Trump’s remarks came during a White House listening session with state and local officials about school shootings, the the Los Angeles Times reported Feb. 21. He segued from comments about the El Salvadoran gang MS-13 into a denunciation of California, CNBC reported.
“Frankly, it’s a disgrace,” Trump said, “the sanctuary city situation, the protection of these horrible criminals.”
“If we ever pulled our ICE out and said, ‘Hey, let California alone and let them figure it out themselves,’ in two months they’d be begging for us to come back. And you know what? I’m thinking about doing it.”
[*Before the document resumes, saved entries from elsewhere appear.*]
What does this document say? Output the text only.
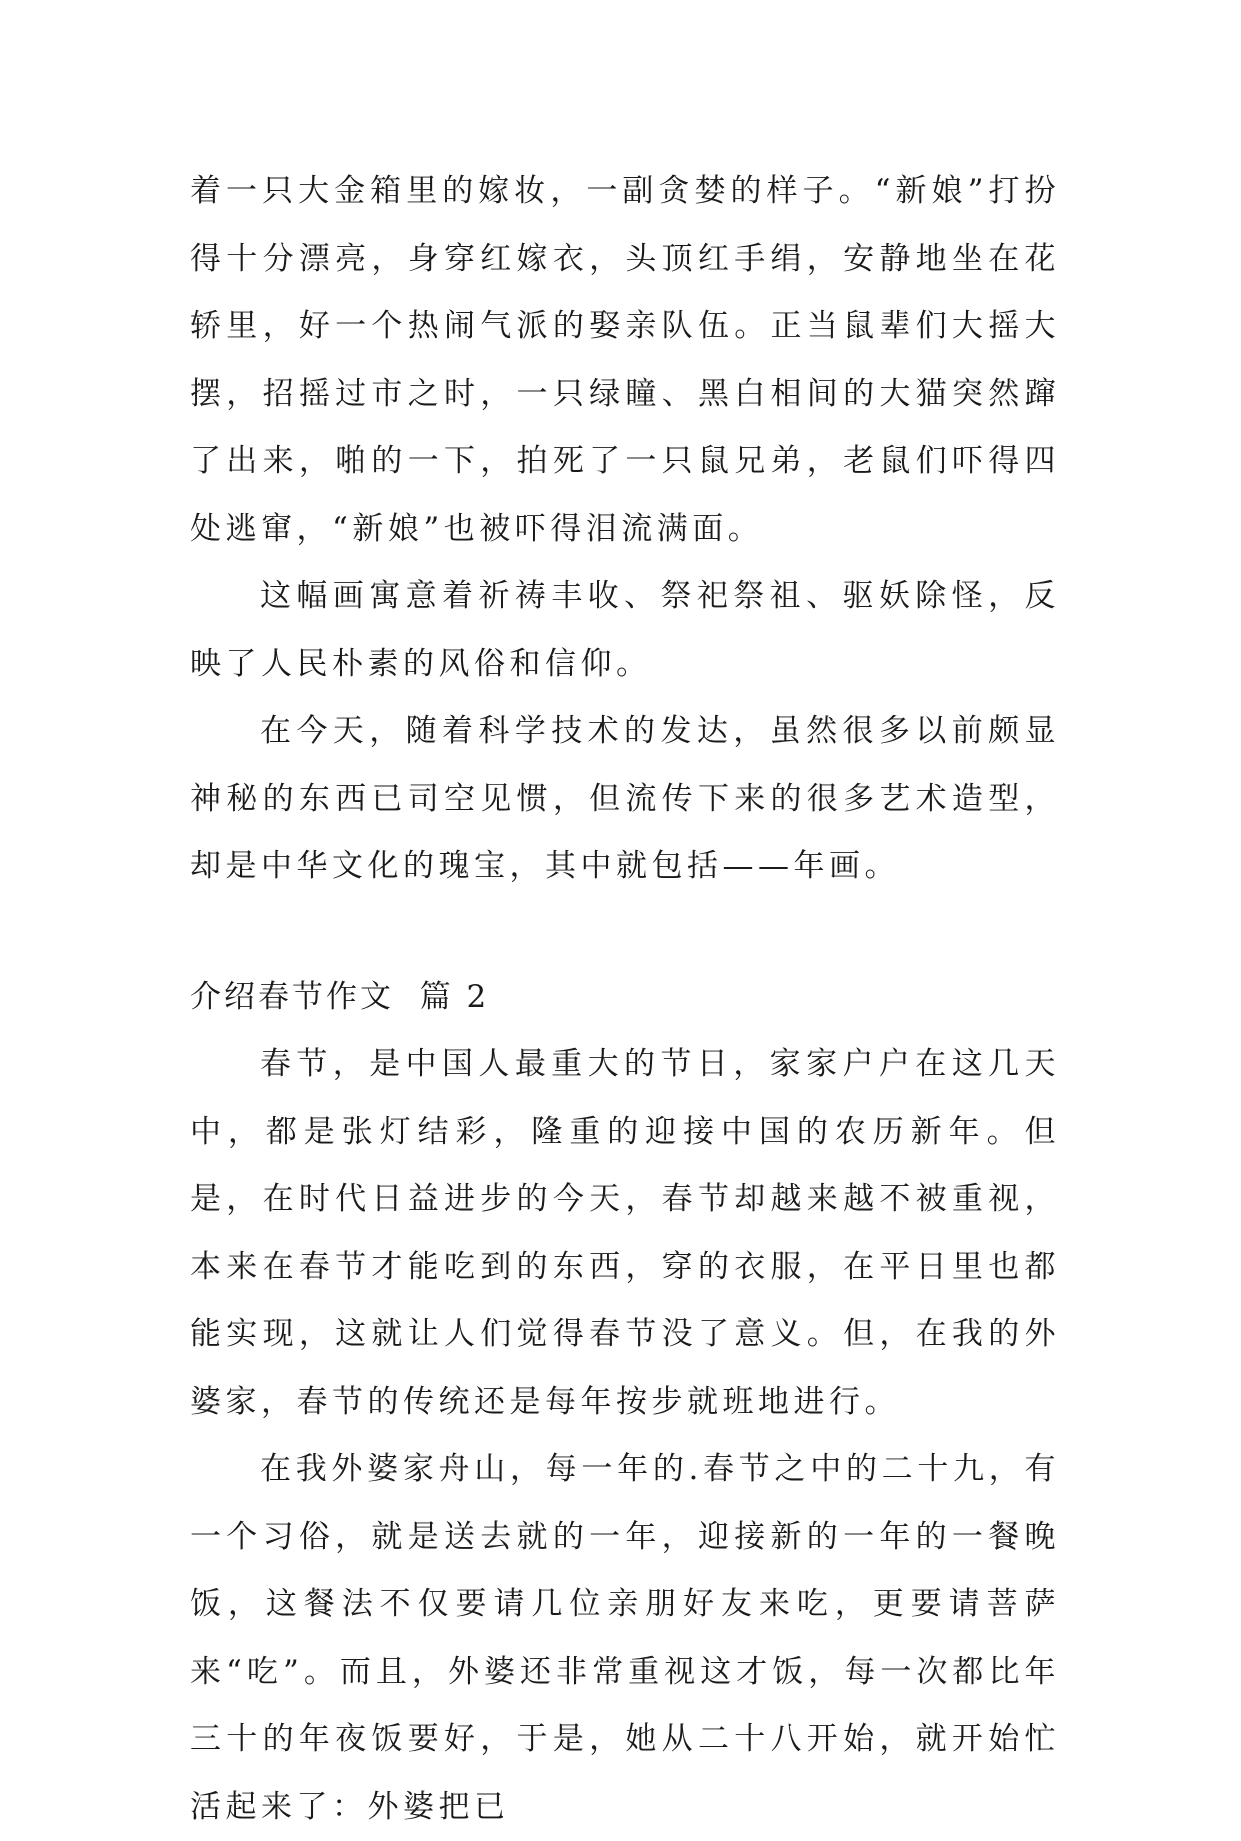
着一只大金箱里的嫁妆，一副贪婪的样子。“新娘”打扮得十分漂亮，身穿红嫁衣，头顶红手绢，安静地坐在花轿里，好一个热闹气派的娶亲队伍。正当鼠辈们大摇大摆，招摇过市之时，一只绿瞳、黑白相间的大猫突然蹿了出来，啪的一下，拍死了一只鼠兄弟，老鼠们吓得四处逃窜，“新娘”也被吓得泪流满面。

这幅画寓意着祈祷丰收、祭祀祭祖、驱妖除怪，反映了人民朴素的风俗和信仰。

在今天，随着科学技术的发达，虽然很多以前颇显神秘的东西已司空见惯，但流传下来的很多艺术造型，却是中华文化的瑰宝，其中就包括——年画。

介绍春节作文  篇 2

春节，是中国人最重大的节日，家家户户在这几天中，都是张灯结彩，隆重的迎接中国的农历新年。但是，在时代日益进步的今天，春节却越来越不被重视，本来在春节才能吃到的东西，穿的衣服，在平日里也都能实现，这就让人们觉得春节没了意义。但，在我的外婆家，春节的传统还是每年按步就班地进行。

在我外婆家舟山，每一年的.春节之中的二十九，有一个习俗，就是送去就的一年，迎接新的一年的一餐晚饭，这餐法不仅要请几位亲朋好友来吃，更要请菩萨来“吃”。而且，外婆还非常重视这才饭，每一次都比年三十的年夜饭要好，于是，她从二十八开始，就开始忙活起来了：外婆把已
California enacted a law in October 2017 barring law enforcement officers from asking people their immigration status during routine interactions. Employers are required to obtain a warrant from ICE enforcement agents before permitting them to enter their facilities and they can only share certain employee information with agents without a subpoena, CNBC reported.
ICE Acting Director Thomas Homan been a vocal opponent of sanctuary declarations by U.S. cities and California. “California better hold on tight,” he told Fox News Jan. 2. “They’re about to see a lot more special agents, a lot more deportation officers in the state of California. If the politicians in California don’t want to protect their communities, then ICE will.”
Sanctuary cities are “putting politics over public safety,” Homan said Jan. 31 at the Border Patrol Expo in San Antonio, Homeland Security Today reported Feb. 1.